Although PCR is the gold standard for determining the aetiology of VZV, both PCR and serology are recommended for diagnosing M. pneumoniae in paediatric patients.1 English-language medical literature contains limited studies on VZV-induced RIME. However, two documented cases describe VZV reactivation following SARS-CoV-2 coinfection with influenza A and coronavirus NL63 co-infection with group A Streptococcus.

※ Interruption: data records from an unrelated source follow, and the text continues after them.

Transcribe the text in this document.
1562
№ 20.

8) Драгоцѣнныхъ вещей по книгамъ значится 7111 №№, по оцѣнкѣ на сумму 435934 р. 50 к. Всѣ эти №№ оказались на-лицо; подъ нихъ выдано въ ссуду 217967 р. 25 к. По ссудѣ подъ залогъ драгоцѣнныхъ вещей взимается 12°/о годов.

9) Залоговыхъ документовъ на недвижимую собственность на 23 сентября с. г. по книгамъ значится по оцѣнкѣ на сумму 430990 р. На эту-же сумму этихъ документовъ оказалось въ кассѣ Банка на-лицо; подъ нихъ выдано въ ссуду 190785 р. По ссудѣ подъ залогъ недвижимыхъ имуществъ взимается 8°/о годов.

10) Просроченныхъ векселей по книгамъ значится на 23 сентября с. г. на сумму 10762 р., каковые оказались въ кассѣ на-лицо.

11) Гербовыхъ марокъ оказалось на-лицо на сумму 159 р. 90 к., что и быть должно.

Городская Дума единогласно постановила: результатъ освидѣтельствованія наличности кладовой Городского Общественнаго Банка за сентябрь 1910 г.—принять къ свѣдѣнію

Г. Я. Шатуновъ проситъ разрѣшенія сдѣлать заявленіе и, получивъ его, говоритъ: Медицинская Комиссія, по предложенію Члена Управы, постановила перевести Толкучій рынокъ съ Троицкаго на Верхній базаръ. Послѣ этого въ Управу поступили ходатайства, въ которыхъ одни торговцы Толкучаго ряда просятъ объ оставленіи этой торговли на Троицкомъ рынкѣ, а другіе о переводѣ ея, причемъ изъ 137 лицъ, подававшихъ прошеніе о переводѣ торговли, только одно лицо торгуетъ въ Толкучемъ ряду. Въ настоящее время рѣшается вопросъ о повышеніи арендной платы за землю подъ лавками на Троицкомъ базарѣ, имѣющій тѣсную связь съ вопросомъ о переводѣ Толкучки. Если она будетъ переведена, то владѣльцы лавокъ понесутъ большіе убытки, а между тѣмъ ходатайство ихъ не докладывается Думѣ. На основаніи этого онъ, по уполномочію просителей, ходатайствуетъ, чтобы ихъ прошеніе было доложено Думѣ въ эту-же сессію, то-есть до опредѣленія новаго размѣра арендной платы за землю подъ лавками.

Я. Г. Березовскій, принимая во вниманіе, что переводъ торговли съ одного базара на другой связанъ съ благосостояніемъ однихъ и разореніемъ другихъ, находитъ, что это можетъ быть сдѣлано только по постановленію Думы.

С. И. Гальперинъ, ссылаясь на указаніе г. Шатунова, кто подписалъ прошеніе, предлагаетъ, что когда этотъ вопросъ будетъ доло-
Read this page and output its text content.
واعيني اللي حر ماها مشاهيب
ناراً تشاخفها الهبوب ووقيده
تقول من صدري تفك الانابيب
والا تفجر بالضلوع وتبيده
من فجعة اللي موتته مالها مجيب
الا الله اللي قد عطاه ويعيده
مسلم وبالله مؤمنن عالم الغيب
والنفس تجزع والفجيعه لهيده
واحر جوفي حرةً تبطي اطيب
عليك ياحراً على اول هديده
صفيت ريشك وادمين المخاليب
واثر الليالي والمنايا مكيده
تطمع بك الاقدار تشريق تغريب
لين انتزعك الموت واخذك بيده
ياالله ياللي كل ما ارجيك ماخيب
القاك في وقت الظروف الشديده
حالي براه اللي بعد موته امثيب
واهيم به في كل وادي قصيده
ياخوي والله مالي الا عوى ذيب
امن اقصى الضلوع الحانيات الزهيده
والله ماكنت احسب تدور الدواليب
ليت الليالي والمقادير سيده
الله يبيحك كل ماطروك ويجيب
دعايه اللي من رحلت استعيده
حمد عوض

In both cases, mucosal involvement was reported; however, only the paediatric patient exhibited rash affecting 40–50% of the body surface area, later progressing to 70%. The VZV DNA PCR test was positive, confirming viral presence in multiple erosions.12,13 The fact that RIME can be triggered by a diverse range of infectious agents supports the theory that VZV induces RIME through an indirect rather than a direct mechanism. While antiviral therapy for VZV might be necessary to treat an underlying infection, immunomodulatory agents are likely crucial for controlling the mucocutaneous eruption itself.
Future studies are warranted to better understand the pathophysiology and optimal treatment strategies for MIRM, RIME, and similar conditions.